Forum Moderators: martinibuster
He's been adding links for 10 years, and has 10's of thousands of links. Since he is a professor, I assume it is a non-commercial site with quality information that lends itself to being linked to.
My suggestion is to create killer content, then get 3 links a day for the first year, 10 links a day the second year, 20 links a day the third year, and so on for the next 10 years you are sure to become the top ranked authority site for whatever subject matter you wish.
Getting people to link to you (getting inbound links) is what most helps you to rank. It's important what the links say, where they're coming from, and what your site says too.
Think of links as references. In the real world, if someone is looking for an "art history professor," and lots of people recommend him as an art history professor, then those references will help in that search for an art history professor.
Links work like references on the web. There are about a hundred other factors too that Google assesses when it ranks a site.
There's also the question of what searches the site ranks for. If it ranks just for "professor," that's pretty amazing. If it's #1 for "art history professor," that is less amazing, but it's still an impressive accomplishment.
On the other hand, if it just comes up #1 for the professor's name and his name is unusual, that's not a major feat. If his name is "John Smith," then he's done pretty well.

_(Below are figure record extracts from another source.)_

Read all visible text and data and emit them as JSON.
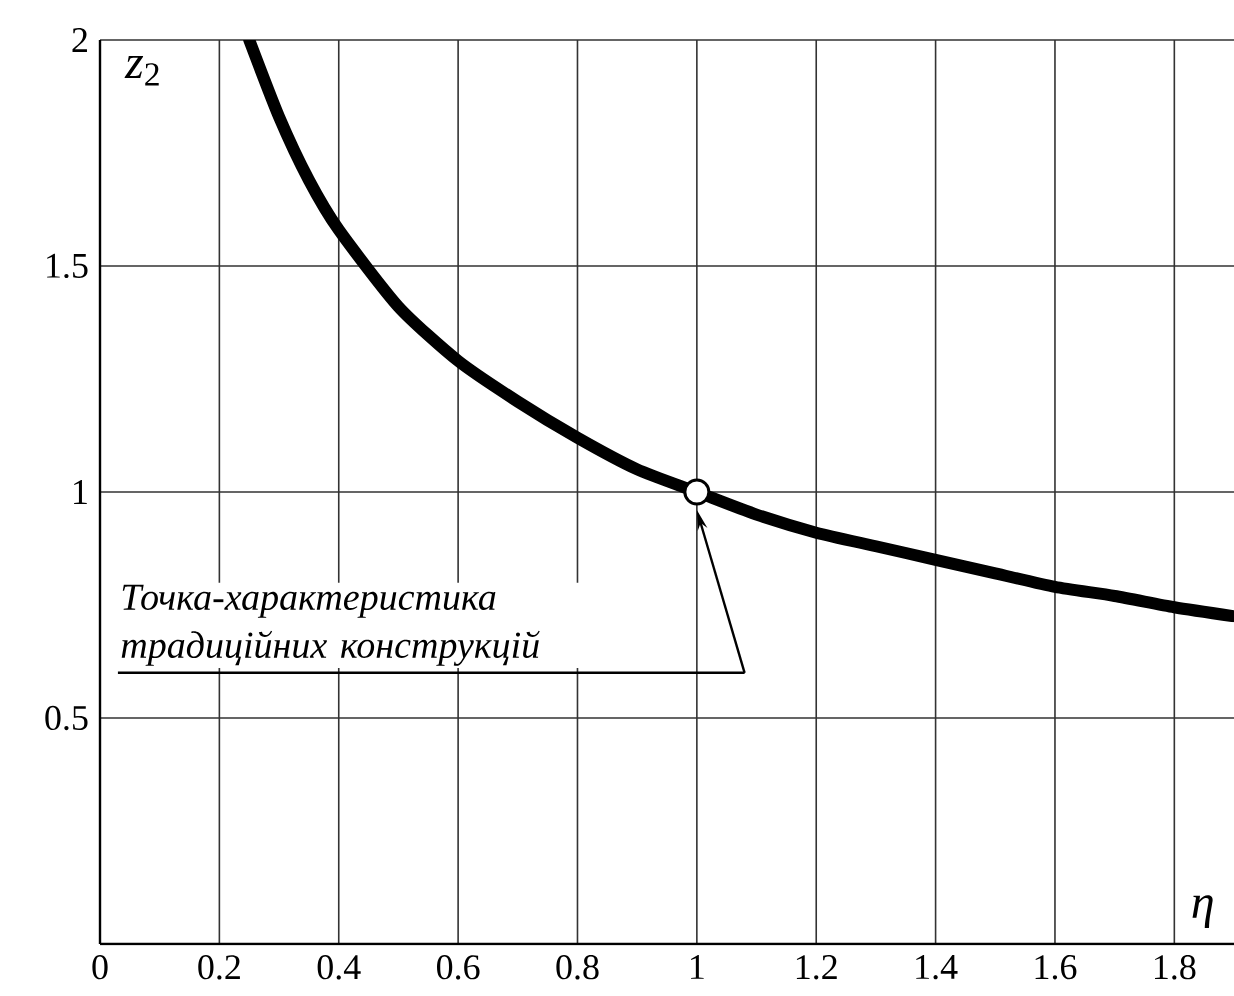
{
  "chart_data": {
    "type": "line",
    "xlabel": "η",
    "ylabel": "*z*$_{2}$",
    "xlim": [
      0,
      1.9
    ],
    "ylim": [
      0,
      2
    ],
    "xticks": [
      0,
      0.2,
      0.4,
      0.6,
      0.8,
      1,
      1.2,
      1.4,
      1.6,
      1.8
    ],
    "yticks": [
      0.5,
      1,
      1.5,
      2
    ],
    "grid": true,
    "series": [
      {
        "color": "#000000",
        "x": [
          0.25,
          0.3,
          0.35,
          0.4,
          0.5,
          0.6,
          0.7,
          0.8,
          0.9,
          1.0,
          1.1,
          1.2,
          1.3,
          1.4,
          1.5,
          1.6,
          1.7,
          1.8,
          1.9
        ],
        "values": [
          2.0,
          1.83,
          1.69,
          1.58,
          1.41,
          1.29,
          1.2,
          1.12,
          1.05,
          1.0,
          0.95,
          0.91,
          0.88,
          0.85,
          0.82,
          0.79,
          0.77,
          0.745,
          0.725
        ]
      },
      {
        "type": "scatter",
        "marker": "circle",
        "color": "#ffffff",
        "x": [
          1
        ],
        "values": [
          1
        ]
      }
    ],
    "annotations": [
      "Точка-характеристика традиційних конструкцій"
    ]
  }
}
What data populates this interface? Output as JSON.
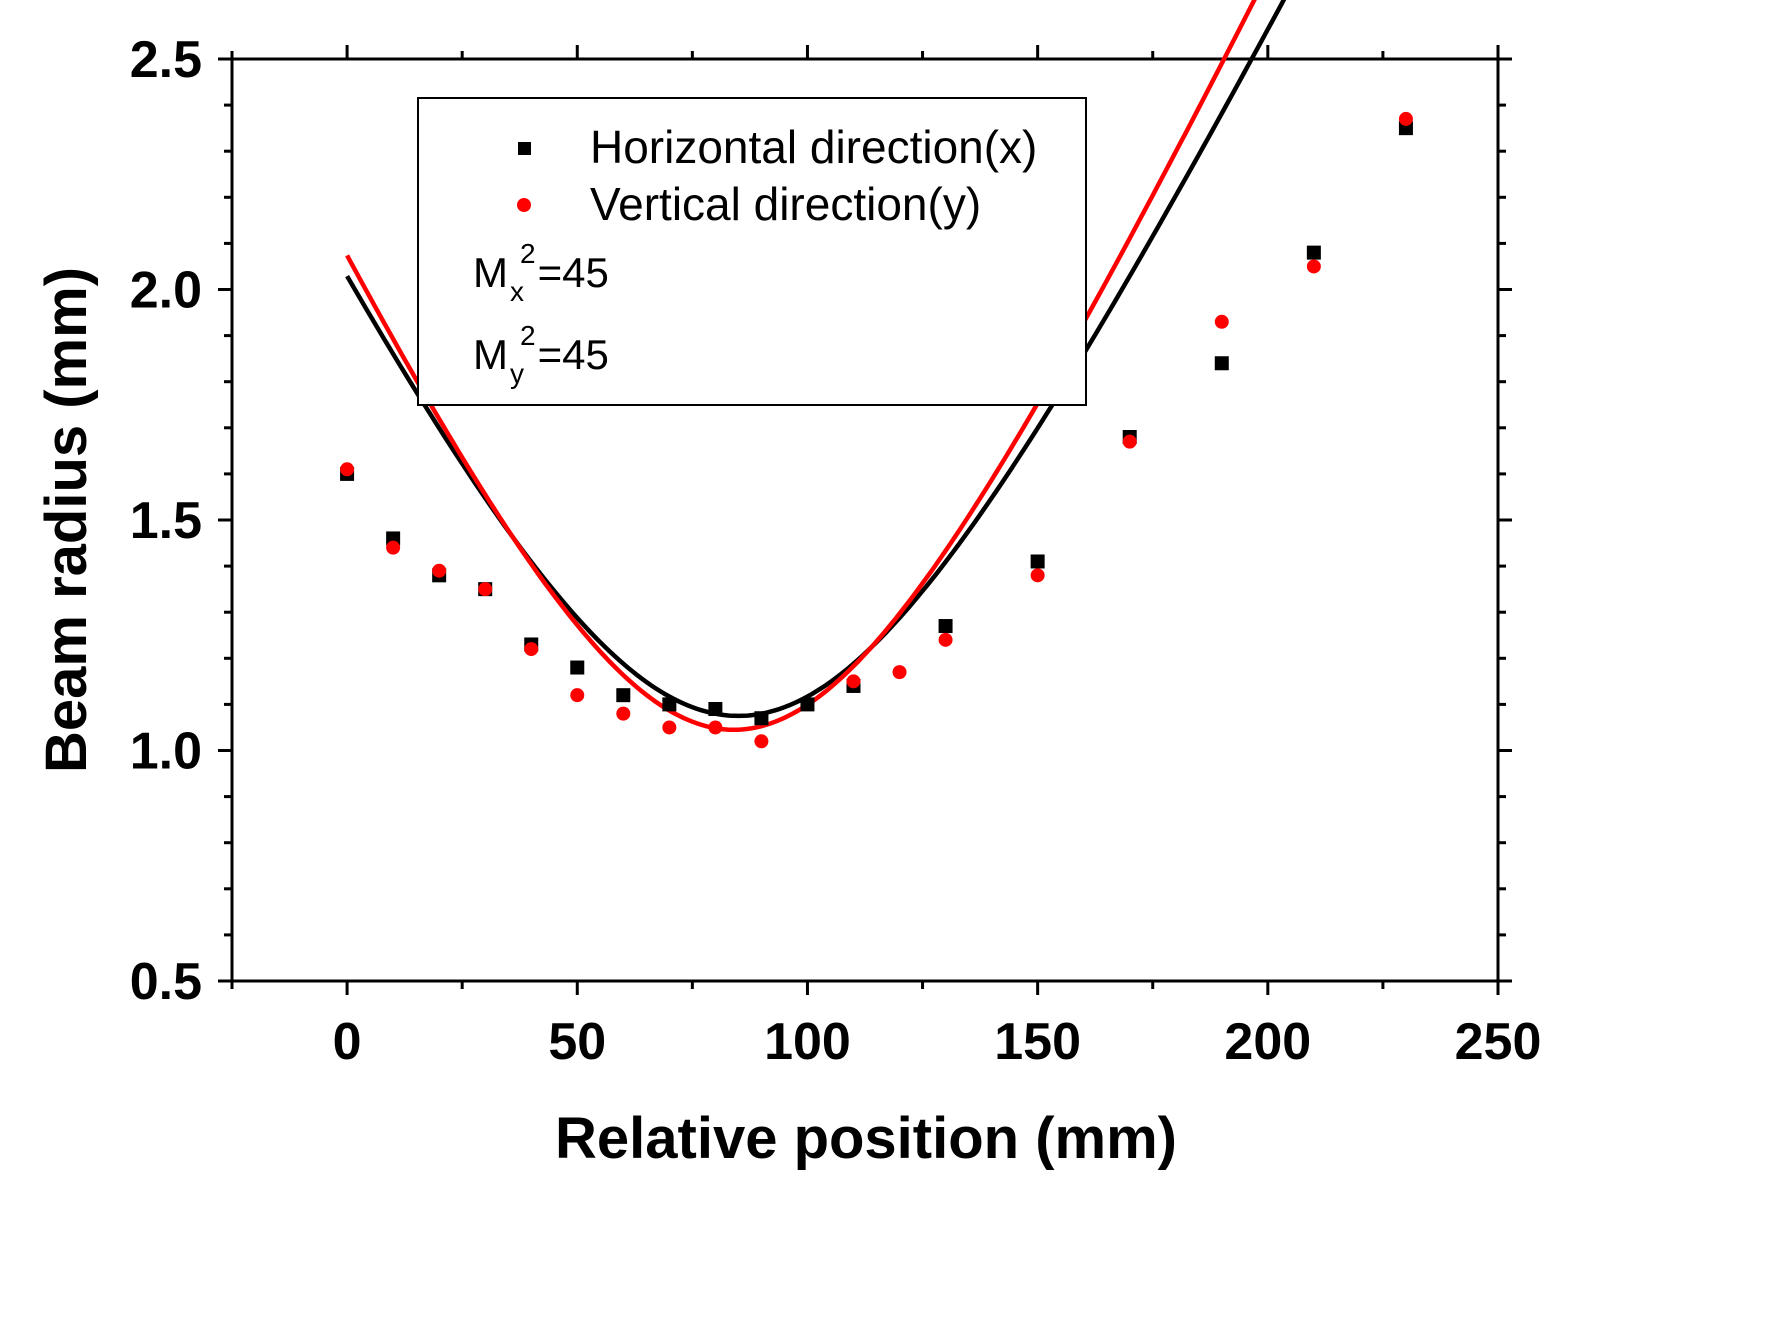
{
  "chart_data": {
    "type": "scatter",
    "title": "",
    "xlabel": "Relative position (mm)",
    "ylabel": "Beam radius (mm)",
    "xlim": [
      -25,
      250
    ],
    "ylim": [
      0.5,
      2.5
    ],
    "x_ticks": [
      0,
      50,
      100,
      150,
      200,
      250
    ],
    "x_tick_labels": [
      "0",
      "50",
      "100",
      "150",
      "200",
      "250"
    ],
    "y_ticks": [
      0.5,
      1.0,
      1.5,
      2.0,
      2.5
    ],
    "y_tick_labels": [
      "0.5",
      "1.0",
      "1.5",
      "2.0",
      "2.5"
    ],
    "legend_position": "top-center",
    "series": [
      {
        "name": "Horizontal direction(x)",
        "color": "#000000",
        "marker": "square",
        "x": [
          0,
          10,
          20,
          30,
          40,
          50,
          60,
          70,
          80,
          90,
          100,
          110,
          130,
          150,
          170,
          190,
          210,
          230
        ],
        "y": [
          1.6,
          1.46,
          1.38,
          1.35,
          1.23,
          1.18,
          1.12,
          1.1,
          1.09,
          1.07,
          1.1,
          1.14,
          1.27,
          1.41,
          1.68,
          1.84,
          2.08,
          2.35
        ],
        "fit": {
          "w0": 1.075,
          "z0": 85,
          "zr": 53.1
        }
      },
      {
        "name": "Vertical direction(y)",
        "color": "#ff0000",
        "marker": "circle",
        "x": [
          0,
          10,
          20,
          30,
          40,
          50,
          60,
          70,
          80,
          90,
          110,
          120,
          130,
          150,
          170,
          190,
          210,
          230
        ],
        "y": [
          1.61,
          1.44,
          1.39,
          1.35,
          1.22,
          1.12,
          1.08,
          1.05,
          1.05,
          1.02,
          1.15,
          1.17,
          1.24,
          1.38,
          1.67,
          1.93,
          2.05,
          2.37
        ],
        "fit": {
          "w0": 1.045,
          "z0": 84,
          "zr": 49.0
        }
      }
    ],
    "annotations": [
      {
        "base": "M",
        "sub": "x",
        "sup": "2",
        "text": "=45"
      },
      {
        "base": "M",
        "sub": "y",
        "sup": "2",
        "text": "=45"
      }
    ]
  }
}
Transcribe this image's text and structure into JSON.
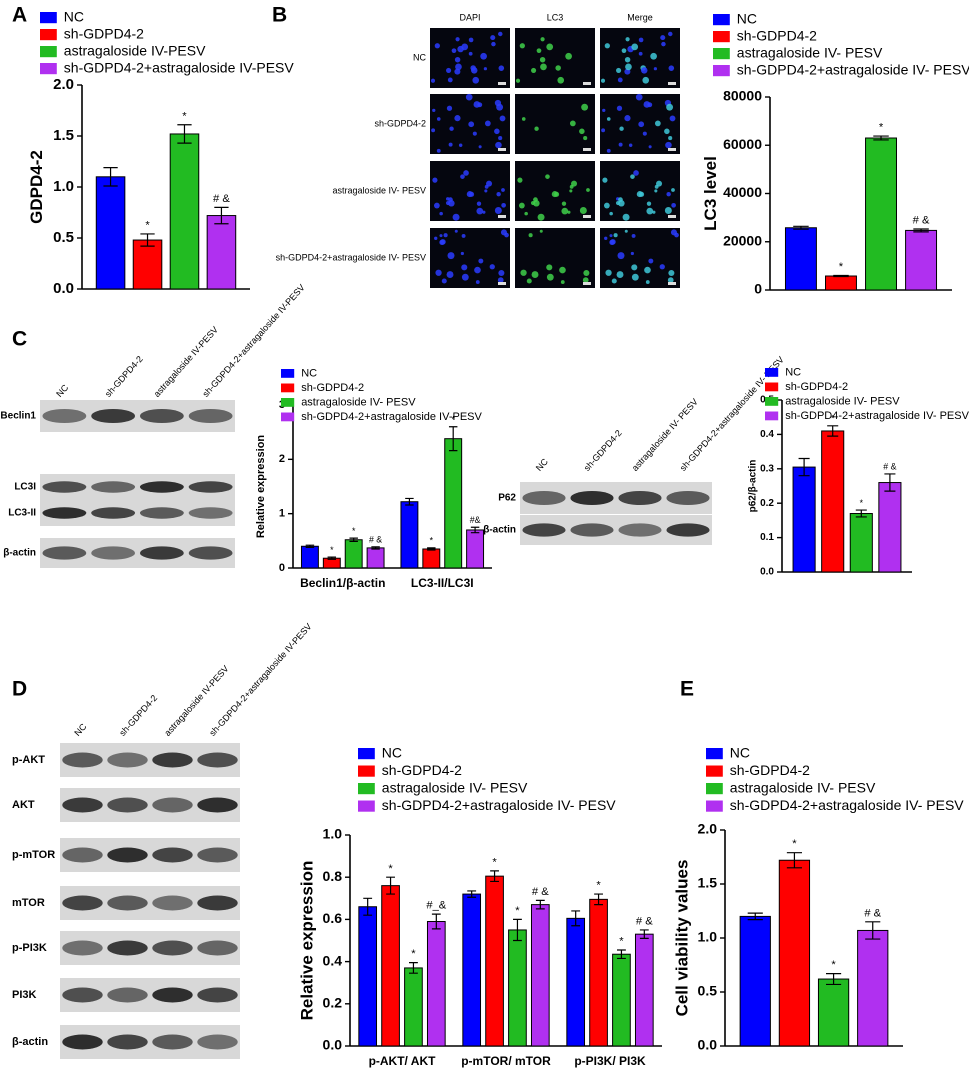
{
  "panel_labels": [
    "A",
    "B",
    "C",
    "D",
    "E"
  ],
  "micrograph": {
    "columns": [
      "DAPI",
      "LC3",
      "Merge"
    ],
    "rows": [
      "NC",
      "sh-GDPD4-2",
      "astragaloside IV- PESV",
      "sh-GDPD4-2+astragaloside IV- PESV"
    ]
  },
  "blots": [
    {
      "columns": [
        "NC",
        "sh-GDPD4-2",
        "astragaloside IV-PESV",
        "sh-GDPD4-2+astragaloside IV-PESV"
      ],
      "rows": [
        "Beclin1",
        "LC3I",
        "LC3-II",
        "β-actin"
      ]
    },
    {
      "columns": [
        "NC",
        "sh-GDPD4-2",
        "astragaloside IV- PESV",
        "sh-GDPD4-2+astragaloside IV- PESV"
      ],
      "rows": [
        "P62",
        "β-actin"
      ]
    },
    {
      "columns": [
        "NC",
        "sh-GDPD4-2",
        "astragaloside IV-PESV",
        "sh-GDPD4-2+astragaloside IV-PESV"
      ],
      "rows": [
        "p-AKT",
        "AKT",
        "p-mTOR",
        "mTOR",
        "p-PI3K",
        "PI3K",
        "β-actin"
      ]
    }
  ],
  "chart_data": [
    {
      "type": "bar",
      "y_label": "GDPD4-2",
      "ylim": [
        0,
        2
      ],
      "yticks": [
        {
          "value": 0,
          "label": "0.0"
        },
        0.5,
        {
          "value": 1,
          "label": "1.0"
        },
        1.5,
        {
          "value": 2,
          "label": "2.0"
        }
      ],
      "series": [
        {
          "name": "NC",
          "color": "#0000ff",
          "values": [
            1.1
          ],
          "errors": [
            0.09
          ],
          "sig": [
            null
          ]
        },
        {
          "name": "sh-GDPD4-2",
          "color": "#ff0000",
          "values": [
            0.48
          ],
          "errors": [
            0.06
          ],
          "sig": [
            "*"
          ]
        },
        {
          "name": "astragaloside IV-PESV",
          "color": "#22bb22",
          "values": [
            1.52
          ],
          "errors": [
            0.09
          ],
          "sig": [
            "*"
          ]
        },
        {
          "name": "sh-GDPD4-2+astragaloside IV-PESV",
          "color": "#b030f0",
          "values": [
            0.72
          ],
          "errors": [
            0.08
          ],
          "sig": [
            "# &"
          ]
        }
      ]
    },
    {
      "type": "bar",
      "y_label": "LC3 level",
      "ylim": [
        0,
        80000
      ],
      "yticks": [
        0,
        20000,
        40000,
        60000,
        80000
      ],
      "series": [
        {
          "name": "NC",
          "color": "#0000ff",
          "values": [
            25800
          ],
          "errors": [
            600
          ],
          "sig": [
            null
          ]
        },
        {
          "name": "sh-GDPD4-2",
          "color": "#ff0000",
          "values": [
            5800
          ],
          "errors": [
            200
          ],
          "sig": [
            "*"
          ]
        },
        {
          "name": "astragaloside IV- PESV",
          "color": "#22bb22",
          "values": [
            63000
          ],
          "errors": [
            800
          ],
          "sig": [
            "*"
          ]
        },
        {
          "name": "sh-GDPD4-2+astragaloside IV- PESV",
          "color": "#b030f0",
          "values": [
            24700
          ],
          "errors": [
            600
          ],
          "sig": [
            "# &"
          ]
        }
      ]
    },
    {
      "type": "bar",
      "y_label": "Relative expression",
      "categories": [
        "Beclin1/β-actin",
        "LC3-II/LC3I"
      ],
      "ylim": [
        0,
        3
      ],
      "yticks": [
        0,
        1,
        2,
        3
      ],
      "series": [
        {
          "name": "NC",
          "color": "#0000ff",
          "values": [
            0.4,
            1.22
          ],
          "errors": [
            0.02,
            0.06
          ],
          "sig": [
            null,
            null
          ]
        },
        {
          "name": "sh-GDPD4-2",
          "color": "#ff0000",
          "values": [
            0.18,
            0.35
          ],
          "errors": [
            0.02,
            0.02
          ],
          "sig": [
            "*",
            "*"
          ]
        },
        {
          "name": "astragaloside IV- PESV",
          "color": "#22bb22",
          "values": [
            0.52,
            2.38
          ],
          "errors": [
            0.03,
            0.22
          ],
          "sig": [
            "*",
            "*"
          ]
        },
        {
          "name": "sh-GDPD4-2+astragaloside IV-PESV",
          "color": "#b030f0",
          "values": [
            0.37,
            0.7
          ],
          "errors": [
            0.02,
            0.05
          ],
          "sig": [
            "# &",
            "#&"
          ]
        }
      ]
    },
    {
      "type": "bar",
      "y_label": "p62/β-actin",
      "ylim": [
        0,
        0.5
      ],
      "yticks": [
        {
          "value": 0,
          "label": "0.0"
        },
        0.1,
        0.2,
        0.3,
        0.4,
        0.5
      ],
      "series": [
        {
          "name": "NC",
          "color": "#0000ff",
          "values": [
            0.305
          ],
          "errors": [
            0.025
          ],
          "sig": [
            null
          ]
        },
        {
          "name": "sh-GDPD4-2",
          "color": "#ff0000",
          "values": [
            0.41
          ],
          "errors": [
            0.015
          ],
          "sig": [
            "*"
          ]
        },
        {
          "name": "astragaloside IV- PESV",
          "color": "#22bb22",
          "values": [
            0.17
          ],
          "errors": [
            0.01
          ],
          "sig": [
            "*"
          ]
        },
        {
          "name": "sh-GDPD4-2+astragaloside IV- PESV",
          "color": "#b030f0",
          "values": [
            0.26
          ],
          "errors": [
            0.025
          ],
          "sig": [
            "# &"
          ]
        }
      ]
    },
    {
      "type": "bar",
      "y_label": "Relative expression",
      "categories": [
        "p-AKT/ AKT",
        "p-mTOR/ mTOR",
        "p-PI3K/ PI3K"
      ],
      "ylim": [
        0,
        1
      ],
      "yticks": [
        {
          "value": 0,
          "label": "0.0"
        },
        0.2,
        0.4,
        0.6,
        0.8,
        {
          "value": 1,
          "label": "1.0"
        }
      ],
      "series": [
        {
          "name": "NC",
          "color": "#0000ff",
          "values": [
            0.66,
            0.72,
            0.605
          ],
          "errors": [
            0.04,
            0.015,
            0.035
          ],
          "sig": [
            null,
            null,
            null
          ]
        },
        {
          "name": "sh-GDPD4-2",
          "color": "#ff0000",
          "values": [
            0.76,
            0.805,
            0.695
          ],
          "errors": [
            0.04,
            0.025,
            0.025
          ],
          "sig": [
            "*",
            "*",
            "*"
          ]
        },
        {
          "name": "astragaloside IV- PESV",
          "color": "#22bb22",
          "values": [
            0.37,
            0.55,
            0.435
          ],
          "errors": [
            0.025,
            0.05,
            0.02
          ],
          "sig": [
            "*",
            "*",
            "*"
          ]
        },
        {
          "name": "sh-GDPD4-2+astragaloside IV- PESV",
          "color": "#b030f0",
          "values": [
            0.59,
            0.67,
            0.53
          ],
          "errors": [
            0.035,
            0.02,
            0.02
          ],
          "sig": [
            "#_&",
            "# &",
            "# &"
          ]
        }
      ]
    },
    {
      "type": "bar",
      "y_label": "Cell viability values",
      "ylim": [
        0,
        2
      ],
      "yticks": [
        {
          "value": 0,
          "label": "0.0"
        },
        0.5,
        {
          "value": 1,
          "label": "1.0"
        },
        1.5,
        {
          "value": 2,
          "label": "2.0"
        }
      ],
      "series": [
        {
          "name": "NC",
          "color": "#0000ff",
          "values": [
            1.2
          ],
          "errors": [
            0.03
          ],
          "sig": [
            null
          ]
        },
        {
          "name": "sh-GDPD4-2",
          "color": "#ff0000",
          "values": [
            1.72
          ],
          "errors": [
            0.07
          ],
          "sig": [
            "*"
          ]
        },
        {
          "name": "astragaloside IV- PESV",
          "color": "#22bb22",
          "values": [
            0.62
          ],
          "errors": [
            0.05
          ],
          "sig": [
            "*"
          ]
        },
        {
          "name": "sh-GDPD4-2+astragaloside IV- PESV",
          "color": "#b030f0",
          "values": [
            1.07
          ],
          "errors": [
            0.08
          ],
          "sig": [
            "# &"
          ]
        }
      ]
    }
  ]
}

Outbound links are a whole different thing. I've seen people build such impressive collections of links on their sites that people link to them because the collections are so useful... and that can also cause a site to rank. In that case, the links are the content of the site, which is a whole other dimension of site ranking.
I've read in Google's Directions that they don't like more than 100 links/page
It's a recommendation only. I've seen people with thousands of links on a page get crawled. Personally though I'll keep external links somewhere between 30-50. Unless you know what you are doing, or are willing to accept the consequences, I'd follow the recommendation.
What if? I were to add non reciprocal links that are relative to my site "art" and work my way up to the tens of thousands of links like he has done?
Unless you are going to pay for the large amounts of links then this is the only way.
Sounds like the guy runs a site that is a links directory for art history and a very useful one at that if he has thousands of relevant links in it.